The left is fighting a widely supported tax reform that will ensure international acceptance of Switzerland’s tax system, and it has no alternative proposal. That's an irresponsible stance that endangers Switzerland’s success, argues Frank Marty, a member of the executive board and head of finance and taxes at economiesuisse (Swiss Business Federation).
Switzerland is wrangling over corporate tax reforms. In the hectic battle for votes, the broader picture has sadly been forgotten. When the Swiss cast their ballots on reforms on February 12, there is one element that is totally different from other referendums.
Usually with such referendums, the voter can choose between a new idea and the status quo. Not this time. Switzerland’s tax system faces criticism, and the cantons will be forced to abolish a tax regime that is no longer acceptable internationally, regardless of the vote outcome.
Back in 1997, EU states committed themselves to a code of conduct for eliminating anti-competitive practices in the area of corporate taxes. The tax practices of the cantons also came under pressure. Special rules for companies that are active internationally were deemed “state subsidies”; blacklists and the threat to cancel double taxation agreements followed. Switzerland sought a more constructive route.
In 2014, Switzerland and the 28 EU member states signed a joint agreement. It said that Switzerland would abide by international OECD standards and the EU would abstain from any countermeasures.
In essence, this means that in future all companies in Switzerland should be taxed at the same rate. Today, all the cantons grant tax privileges to internationally active companies. Their foreign profits are taxed at a lower rate. Because the status quo is simply no longer an option, the federal government, parliament and cantons have drafted a widely supported compromise. With this, tax revenue of more than CHF5 billion and more than 150,000 jobs can be secured.
Switzerland now has two alternatives: We can confront tax realities, or we can bury our heads in the sand. In the first scenario, Switzerland has a good chance of reaping rewards. In the second, it will certainly lose out. The Social Democrats have seized on the referendum but so far they have not presented a Plan B.
So there are just two possible paths for Switzerland to take:
- If the outcome is “yes”, the cantons will have to abolish controversial tax systems.
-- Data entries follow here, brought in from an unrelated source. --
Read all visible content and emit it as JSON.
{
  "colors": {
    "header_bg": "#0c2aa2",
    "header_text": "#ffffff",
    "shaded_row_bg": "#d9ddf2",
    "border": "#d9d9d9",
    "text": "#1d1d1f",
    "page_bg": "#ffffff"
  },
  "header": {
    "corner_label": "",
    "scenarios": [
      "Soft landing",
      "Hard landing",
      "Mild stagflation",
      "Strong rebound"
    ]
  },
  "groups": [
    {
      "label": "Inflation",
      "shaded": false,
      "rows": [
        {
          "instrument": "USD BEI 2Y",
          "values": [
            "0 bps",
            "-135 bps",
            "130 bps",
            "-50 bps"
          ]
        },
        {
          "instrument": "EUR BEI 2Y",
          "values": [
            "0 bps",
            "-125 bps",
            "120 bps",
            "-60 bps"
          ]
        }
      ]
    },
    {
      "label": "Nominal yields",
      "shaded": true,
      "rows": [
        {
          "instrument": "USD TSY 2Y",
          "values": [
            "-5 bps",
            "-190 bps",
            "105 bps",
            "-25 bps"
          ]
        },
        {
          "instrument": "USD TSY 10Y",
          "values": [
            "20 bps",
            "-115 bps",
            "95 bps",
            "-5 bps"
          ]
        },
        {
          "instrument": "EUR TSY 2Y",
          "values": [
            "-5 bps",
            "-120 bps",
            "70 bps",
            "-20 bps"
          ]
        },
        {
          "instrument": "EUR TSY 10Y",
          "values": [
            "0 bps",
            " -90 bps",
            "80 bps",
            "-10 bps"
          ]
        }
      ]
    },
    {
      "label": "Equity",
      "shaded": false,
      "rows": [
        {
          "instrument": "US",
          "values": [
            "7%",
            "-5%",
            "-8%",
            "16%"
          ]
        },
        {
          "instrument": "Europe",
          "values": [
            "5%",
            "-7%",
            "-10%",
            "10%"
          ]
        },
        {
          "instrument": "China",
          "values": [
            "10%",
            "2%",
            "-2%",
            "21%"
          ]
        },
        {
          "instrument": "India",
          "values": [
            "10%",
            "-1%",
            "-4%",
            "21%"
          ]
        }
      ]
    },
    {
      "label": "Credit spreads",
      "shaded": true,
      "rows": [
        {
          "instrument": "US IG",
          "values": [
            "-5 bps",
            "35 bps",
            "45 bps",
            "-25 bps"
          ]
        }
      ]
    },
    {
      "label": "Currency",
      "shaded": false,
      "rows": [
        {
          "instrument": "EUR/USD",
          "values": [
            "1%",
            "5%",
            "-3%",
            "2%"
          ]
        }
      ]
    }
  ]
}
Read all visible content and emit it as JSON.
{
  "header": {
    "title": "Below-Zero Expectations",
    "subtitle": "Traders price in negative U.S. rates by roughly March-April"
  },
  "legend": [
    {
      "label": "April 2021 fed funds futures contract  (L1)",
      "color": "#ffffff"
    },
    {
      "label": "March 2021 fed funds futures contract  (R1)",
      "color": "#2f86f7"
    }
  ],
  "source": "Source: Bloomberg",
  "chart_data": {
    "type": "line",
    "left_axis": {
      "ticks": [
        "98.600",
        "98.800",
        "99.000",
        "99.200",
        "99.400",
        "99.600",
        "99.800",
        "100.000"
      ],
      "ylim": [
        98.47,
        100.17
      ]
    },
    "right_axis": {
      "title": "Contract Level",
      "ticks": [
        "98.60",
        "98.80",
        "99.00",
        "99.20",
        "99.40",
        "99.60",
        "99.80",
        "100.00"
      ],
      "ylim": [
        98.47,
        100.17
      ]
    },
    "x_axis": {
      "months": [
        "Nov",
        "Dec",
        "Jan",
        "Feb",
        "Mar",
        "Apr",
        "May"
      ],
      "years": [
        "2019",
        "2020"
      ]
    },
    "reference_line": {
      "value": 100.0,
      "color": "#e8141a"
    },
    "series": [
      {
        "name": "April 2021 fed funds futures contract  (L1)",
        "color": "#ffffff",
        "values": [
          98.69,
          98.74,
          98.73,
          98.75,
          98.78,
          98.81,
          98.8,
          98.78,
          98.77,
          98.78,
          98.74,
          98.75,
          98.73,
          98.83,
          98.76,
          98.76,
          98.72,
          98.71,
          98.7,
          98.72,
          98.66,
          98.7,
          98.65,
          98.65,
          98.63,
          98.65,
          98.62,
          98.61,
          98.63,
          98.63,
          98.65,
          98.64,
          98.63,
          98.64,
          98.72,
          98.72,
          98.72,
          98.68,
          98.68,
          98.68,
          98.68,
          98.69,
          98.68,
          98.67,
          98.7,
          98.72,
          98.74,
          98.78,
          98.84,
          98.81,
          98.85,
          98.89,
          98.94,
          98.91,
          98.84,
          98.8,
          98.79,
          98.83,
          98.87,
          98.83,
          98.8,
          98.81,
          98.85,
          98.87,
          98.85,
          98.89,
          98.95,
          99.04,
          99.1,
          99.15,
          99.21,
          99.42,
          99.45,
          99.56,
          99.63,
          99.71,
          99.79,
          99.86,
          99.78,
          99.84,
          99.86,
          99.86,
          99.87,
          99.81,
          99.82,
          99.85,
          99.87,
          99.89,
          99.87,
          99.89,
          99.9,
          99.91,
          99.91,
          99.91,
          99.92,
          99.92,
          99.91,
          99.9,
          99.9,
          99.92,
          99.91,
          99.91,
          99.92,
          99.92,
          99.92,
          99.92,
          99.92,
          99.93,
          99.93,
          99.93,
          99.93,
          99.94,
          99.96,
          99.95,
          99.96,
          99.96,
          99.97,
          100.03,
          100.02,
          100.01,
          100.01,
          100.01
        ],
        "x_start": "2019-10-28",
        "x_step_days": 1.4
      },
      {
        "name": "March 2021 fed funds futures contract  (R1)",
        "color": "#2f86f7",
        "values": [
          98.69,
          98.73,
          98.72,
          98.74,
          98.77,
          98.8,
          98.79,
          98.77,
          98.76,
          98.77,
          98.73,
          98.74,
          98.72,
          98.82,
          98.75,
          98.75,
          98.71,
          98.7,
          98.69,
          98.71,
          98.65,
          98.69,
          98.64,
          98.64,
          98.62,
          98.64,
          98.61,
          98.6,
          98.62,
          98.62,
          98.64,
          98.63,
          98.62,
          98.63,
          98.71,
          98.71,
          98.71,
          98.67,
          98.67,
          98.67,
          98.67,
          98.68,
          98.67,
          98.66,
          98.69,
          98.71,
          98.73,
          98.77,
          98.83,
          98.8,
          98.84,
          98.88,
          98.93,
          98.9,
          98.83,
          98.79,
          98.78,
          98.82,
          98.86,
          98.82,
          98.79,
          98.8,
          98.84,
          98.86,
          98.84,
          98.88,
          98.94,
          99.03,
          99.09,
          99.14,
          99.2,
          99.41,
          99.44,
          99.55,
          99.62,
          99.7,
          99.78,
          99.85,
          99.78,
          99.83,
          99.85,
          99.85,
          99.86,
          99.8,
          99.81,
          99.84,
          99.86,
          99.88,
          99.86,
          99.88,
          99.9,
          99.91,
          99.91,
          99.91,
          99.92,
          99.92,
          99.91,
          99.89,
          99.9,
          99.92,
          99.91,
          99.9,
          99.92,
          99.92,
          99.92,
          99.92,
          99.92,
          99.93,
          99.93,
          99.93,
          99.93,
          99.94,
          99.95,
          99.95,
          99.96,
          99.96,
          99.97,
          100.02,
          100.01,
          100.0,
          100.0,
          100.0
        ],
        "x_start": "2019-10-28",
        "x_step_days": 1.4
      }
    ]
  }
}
They will receive a toolbox of internationally acceptable instruments to restructure their tax systems from the federal government. All measures are voluntary and the cantons can decide autonomously. At the same time, the government will pay the cantons CHF1.1 billion a year to support them in the restructuring.
- If the outcome is “no”, the cantons will have to abolish their tax systems anyway. Because the new government instruments will not be available, the adjustment will be considerably more expensive. The only option for the cantons will be to lower taxes on earnings. That will lead to large shortfalls. At the same time, the government’s financial support will be withheld and the cantons, local authorities and cities will be left high and dry.
In other words, the corporate tax reform is a package of support measures from the federal government to the cantons. How exactly they restructure their tax systems is for the cantons to decide individually and democratically. What is clear is that big international companies will tend to pay more and small and medium-sized companies will be strengthened.
There is a great deal at stake for Switzerland. Thanks to healthy public budgets, our country can offer high performance and good infrastructure while simultaneously standing its ground in international tax competition. With the tax reform, Switzerland will in future remain among the best corporate locations in the world and maintain its tax base.
For these reasons, the tax reform is supported by an enormously broad alliance of the federal government, almost all parties, all cantons, the association of municipalities and the entire business community. Only left-wing groups are opposed to it. The opponents have not presented an alternative.
Whoever wants to guarantee international acceptance of the Swiss tax system, tax revenue and jobs will vote “yes” to the tax reform on February 12.